Constant buffer packing
You remember when I shown you constant buffer size with all that primary school level calculations... well technically they are all wrong ;)
GPU wants Constant buffer elements to be aligned on a 16 bytes boundary (yes you know same as when we bitch about using SSE, so yes this is important and yes we want faster transforms ! ;)
So let's decompose our structure (i'll remove semantic /annotation for clarity)
cbuffer cbPerObject : register (b1)
{
float4x4 tW; //Offset = 0
float4x4 tWVP; //Offset = 64
float Alpha; //Offset = 128
float4 cAmb; //Offset = 132
float4x4 tTex; //Offset = 148
float4x4 tColor; //Offset = 212
};
Total size : 276
Actually it is not, let's look at cAmb, offset is 84, which is not a multiple of 16. So your cbuffer will instead be like:
cbuffer cbPerObject : register (b1)
{
float4x4 tW; //Offset = 0
float4x4 tWVP; //Offset = 64
float Alpha; //Offset = 128
float3 SomeRandomDataAdded ; //Offset = 132
float4 cAmb; //Offset = 144
float4x4 tTex; //Offset = 160
float4x4 tColor; //Offset = 224
};
Total size : 288
So technically we got 12 bytes added by runtime.

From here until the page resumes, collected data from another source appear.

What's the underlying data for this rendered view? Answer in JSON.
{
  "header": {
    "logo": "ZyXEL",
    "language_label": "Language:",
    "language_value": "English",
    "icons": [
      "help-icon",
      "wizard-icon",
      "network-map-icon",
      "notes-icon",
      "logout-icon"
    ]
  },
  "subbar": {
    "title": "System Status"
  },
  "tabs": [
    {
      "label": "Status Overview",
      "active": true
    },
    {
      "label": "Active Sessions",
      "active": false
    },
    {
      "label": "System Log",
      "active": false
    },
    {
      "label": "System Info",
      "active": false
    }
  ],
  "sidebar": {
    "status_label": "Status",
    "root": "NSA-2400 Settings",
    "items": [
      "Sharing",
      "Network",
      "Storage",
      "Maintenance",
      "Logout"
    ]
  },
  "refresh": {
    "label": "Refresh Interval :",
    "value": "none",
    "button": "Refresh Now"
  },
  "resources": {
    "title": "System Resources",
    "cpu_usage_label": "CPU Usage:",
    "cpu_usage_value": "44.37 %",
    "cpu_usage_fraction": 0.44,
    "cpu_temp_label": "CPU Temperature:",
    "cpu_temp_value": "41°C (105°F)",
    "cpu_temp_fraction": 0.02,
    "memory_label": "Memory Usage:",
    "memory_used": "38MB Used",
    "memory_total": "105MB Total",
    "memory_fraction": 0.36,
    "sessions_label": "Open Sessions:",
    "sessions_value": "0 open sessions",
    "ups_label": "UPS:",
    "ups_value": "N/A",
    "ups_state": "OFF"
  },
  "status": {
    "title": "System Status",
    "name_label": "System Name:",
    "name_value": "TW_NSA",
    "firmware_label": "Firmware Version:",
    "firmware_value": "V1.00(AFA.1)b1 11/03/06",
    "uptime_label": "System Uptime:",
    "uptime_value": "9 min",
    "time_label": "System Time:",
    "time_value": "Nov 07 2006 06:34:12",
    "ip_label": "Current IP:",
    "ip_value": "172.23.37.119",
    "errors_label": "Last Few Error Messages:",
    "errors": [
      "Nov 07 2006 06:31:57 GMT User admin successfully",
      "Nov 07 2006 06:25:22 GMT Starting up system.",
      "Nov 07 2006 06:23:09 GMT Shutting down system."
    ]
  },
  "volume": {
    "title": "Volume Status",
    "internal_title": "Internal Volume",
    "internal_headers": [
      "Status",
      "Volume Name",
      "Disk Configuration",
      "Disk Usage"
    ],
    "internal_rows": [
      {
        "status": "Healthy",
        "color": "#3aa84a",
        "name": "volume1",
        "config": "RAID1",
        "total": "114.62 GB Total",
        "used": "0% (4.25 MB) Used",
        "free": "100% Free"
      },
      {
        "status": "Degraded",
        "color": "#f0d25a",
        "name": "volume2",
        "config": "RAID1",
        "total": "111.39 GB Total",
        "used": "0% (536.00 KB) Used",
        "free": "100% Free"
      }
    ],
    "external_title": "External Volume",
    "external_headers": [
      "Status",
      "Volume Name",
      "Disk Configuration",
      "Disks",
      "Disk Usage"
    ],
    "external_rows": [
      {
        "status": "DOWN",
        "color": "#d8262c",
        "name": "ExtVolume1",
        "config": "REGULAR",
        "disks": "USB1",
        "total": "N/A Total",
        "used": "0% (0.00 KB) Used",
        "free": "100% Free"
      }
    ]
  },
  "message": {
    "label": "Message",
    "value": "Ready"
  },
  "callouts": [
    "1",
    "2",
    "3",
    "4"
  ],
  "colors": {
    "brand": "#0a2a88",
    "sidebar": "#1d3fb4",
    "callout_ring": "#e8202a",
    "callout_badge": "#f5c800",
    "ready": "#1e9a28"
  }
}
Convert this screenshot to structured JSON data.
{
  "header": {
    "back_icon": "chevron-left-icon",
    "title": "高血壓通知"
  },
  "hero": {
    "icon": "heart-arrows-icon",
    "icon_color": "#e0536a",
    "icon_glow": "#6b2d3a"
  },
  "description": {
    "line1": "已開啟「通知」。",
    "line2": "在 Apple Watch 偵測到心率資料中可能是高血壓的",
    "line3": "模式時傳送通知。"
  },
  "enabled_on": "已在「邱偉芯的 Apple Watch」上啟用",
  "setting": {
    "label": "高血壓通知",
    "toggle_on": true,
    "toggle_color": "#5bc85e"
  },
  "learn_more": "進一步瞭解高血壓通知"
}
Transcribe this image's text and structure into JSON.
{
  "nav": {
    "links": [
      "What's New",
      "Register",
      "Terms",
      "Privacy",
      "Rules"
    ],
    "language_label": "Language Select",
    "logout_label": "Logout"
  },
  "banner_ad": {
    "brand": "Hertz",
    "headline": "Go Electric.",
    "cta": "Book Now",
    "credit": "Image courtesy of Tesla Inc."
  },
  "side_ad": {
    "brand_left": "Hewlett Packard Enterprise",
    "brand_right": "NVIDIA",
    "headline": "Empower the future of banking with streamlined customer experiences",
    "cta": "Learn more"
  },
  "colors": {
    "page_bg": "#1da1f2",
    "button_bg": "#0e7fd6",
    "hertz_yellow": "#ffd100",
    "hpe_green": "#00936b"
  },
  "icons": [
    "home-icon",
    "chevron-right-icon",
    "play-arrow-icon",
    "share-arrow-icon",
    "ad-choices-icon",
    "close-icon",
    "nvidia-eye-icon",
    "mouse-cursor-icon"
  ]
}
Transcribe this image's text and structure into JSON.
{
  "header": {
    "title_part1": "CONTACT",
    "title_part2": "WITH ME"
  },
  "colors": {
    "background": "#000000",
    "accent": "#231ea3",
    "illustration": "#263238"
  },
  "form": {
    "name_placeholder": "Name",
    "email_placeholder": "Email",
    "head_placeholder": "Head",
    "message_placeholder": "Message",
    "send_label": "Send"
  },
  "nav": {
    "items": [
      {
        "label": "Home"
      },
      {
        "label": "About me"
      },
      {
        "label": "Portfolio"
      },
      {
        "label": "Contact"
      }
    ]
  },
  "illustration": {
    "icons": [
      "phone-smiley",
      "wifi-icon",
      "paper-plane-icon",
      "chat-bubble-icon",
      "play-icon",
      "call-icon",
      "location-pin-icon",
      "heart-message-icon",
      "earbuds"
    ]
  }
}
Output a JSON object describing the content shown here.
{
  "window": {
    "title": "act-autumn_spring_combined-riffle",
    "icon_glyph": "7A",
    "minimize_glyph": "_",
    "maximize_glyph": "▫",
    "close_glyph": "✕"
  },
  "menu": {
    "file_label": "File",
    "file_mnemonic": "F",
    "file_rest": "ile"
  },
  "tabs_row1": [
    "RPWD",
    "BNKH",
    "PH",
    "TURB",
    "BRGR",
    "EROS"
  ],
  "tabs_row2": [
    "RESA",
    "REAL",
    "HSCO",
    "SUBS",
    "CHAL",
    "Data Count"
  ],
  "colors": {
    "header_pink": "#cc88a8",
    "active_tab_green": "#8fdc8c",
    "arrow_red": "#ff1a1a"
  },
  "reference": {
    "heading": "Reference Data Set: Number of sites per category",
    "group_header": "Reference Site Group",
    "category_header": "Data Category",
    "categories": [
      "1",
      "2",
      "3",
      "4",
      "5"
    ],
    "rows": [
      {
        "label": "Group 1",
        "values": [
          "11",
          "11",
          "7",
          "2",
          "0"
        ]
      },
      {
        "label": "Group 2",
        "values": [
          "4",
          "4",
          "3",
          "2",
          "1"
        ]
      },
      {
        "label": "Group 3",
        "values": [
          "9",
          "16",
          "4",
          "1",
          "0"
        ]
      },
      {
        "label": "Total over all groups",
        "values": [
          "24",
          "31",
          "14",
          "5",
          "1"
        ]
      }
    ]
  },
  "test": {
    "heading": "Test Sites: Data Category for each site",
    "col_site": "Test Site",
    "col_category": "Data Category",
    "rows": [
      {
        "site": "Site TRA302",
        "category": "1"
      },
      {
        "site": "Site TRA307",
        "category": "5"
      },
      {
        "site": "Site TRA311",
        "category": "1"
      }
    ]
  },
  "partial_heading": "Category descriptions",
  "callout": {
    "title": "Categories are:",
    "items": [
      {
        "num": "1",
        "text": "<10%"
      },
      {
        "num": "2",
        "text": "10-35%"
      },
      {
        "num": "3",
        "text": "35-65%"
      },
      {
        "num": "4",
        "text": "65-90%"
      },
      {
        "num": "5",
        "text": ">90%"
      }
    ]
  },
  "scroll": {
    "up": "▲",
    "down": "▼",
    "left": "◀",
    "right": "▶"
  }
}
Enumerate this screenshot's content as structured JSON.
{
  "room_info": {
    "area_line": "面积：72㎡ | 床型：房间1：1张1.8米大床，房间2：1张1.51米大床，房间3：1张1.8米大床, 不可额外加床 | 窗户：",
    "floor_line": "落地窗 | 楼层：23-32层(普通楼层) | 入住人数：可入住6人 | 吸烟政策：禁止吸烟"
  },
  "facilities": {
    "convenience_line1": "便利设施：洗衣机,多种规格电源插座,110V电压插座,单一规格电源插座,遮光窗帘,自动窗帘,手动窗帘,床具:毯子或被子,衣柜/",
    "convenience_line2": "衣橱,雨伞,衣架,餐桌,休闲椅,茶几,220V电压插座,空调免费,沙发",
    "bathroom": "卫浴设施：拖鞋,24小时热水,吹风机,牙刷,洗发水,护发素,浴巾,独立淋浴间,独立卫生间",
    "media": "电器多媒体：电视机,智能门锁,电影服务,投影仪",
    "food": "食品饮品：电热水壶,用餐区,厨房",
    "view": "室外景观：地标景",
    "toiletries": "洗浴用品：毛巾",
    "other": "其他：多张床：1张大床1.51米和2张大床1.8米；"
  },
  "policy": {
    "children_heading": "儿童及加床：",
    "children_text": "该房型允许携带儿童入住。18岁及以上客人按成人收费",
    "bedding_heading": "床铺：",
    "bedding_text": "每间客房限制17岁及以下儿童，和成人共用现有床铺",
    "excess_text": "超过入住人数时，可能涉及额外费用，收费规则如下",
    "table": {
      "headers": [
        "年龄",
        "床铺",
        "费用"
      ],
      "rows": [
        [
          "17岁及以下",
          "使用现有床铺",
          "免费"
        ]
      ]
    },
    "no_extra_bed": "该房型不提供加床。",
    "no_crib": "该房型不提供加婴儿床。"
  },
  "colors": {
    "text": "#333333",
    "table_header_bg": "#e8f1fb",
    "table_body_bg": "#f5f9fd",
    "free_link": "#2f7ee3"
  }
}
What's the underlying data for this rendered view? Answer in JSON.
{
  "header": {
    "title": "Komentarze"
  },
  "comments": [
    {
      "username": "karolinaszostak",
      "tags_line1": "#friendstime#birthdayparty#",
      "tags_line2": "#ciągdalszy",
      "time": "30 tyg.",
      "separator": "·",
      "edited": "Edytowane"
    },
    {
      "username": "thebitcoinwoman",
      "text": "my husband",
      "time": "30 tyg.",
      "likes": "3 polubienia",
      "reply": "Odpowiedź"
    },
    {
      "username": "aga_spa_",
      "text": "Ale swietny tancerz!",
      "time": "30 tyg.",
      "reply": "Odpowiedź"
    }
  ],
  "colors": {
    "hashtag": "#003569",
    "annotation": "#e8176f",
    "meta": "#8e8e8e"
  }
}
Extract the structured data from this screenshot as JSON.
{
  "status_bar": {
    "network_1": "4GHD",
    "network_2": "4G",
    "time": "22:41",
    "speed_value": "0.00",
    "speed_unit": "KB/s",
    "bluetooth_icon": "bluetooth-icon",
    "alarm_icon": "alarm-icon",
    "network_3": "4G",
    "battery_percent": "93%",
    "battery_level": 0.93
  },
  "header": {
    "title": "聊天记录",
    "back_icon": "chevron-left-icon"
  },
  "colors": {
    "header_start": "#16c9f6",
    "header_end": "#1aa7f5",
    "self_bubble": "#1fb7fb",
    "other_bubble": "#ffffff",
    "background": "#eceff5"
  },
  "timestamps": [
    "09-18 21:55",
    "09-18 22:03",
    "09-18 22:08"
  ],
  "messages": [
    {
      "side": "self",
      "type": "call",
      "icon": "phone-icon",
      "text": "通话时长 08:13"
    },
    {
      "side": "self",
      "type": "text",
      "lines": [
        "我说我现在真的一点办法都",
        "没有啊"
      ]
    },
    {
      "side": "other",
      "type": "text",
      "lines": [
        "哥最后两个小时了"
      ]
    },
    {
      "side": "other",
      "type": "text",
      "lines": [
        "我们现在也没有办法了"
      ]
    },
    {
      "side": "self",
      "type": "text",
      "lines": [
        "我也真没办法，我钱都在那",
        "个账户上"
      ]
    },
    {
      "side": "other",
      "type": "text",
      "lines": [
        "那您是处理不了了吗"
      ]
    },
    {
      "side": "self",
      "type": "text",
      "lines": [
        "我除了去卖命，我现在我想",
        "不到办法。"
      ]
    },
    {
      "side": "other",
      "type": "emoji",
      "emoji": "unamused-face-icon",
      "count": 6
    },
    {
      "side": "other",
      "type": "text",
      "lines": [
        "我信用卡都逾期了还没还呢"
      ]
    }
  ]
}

This is mostly done for the same reasons as when using SIMD (which I will not cover here), you need your reads to start as 16 bytes boundaries.
Another way to pack is :
cbuffer cbPerObject : register (b1)
{
float4x4 tW;
float4x4 tWVP;
float4 cAmb;
float4x4 tTex;
float4x4 tColor;
float Alpha;
};
Which will be... exactly same size (since Constant Buffer size also needs to be a multiple of 16).
But at least in this case our data is organized in a way that all elements got their start point which is not modified.
There's also a few other parts that would need to be covered, but let's say that they become more situational (for people interested about manual packing, google packoffset hlsl and you'll be presented with tons of info).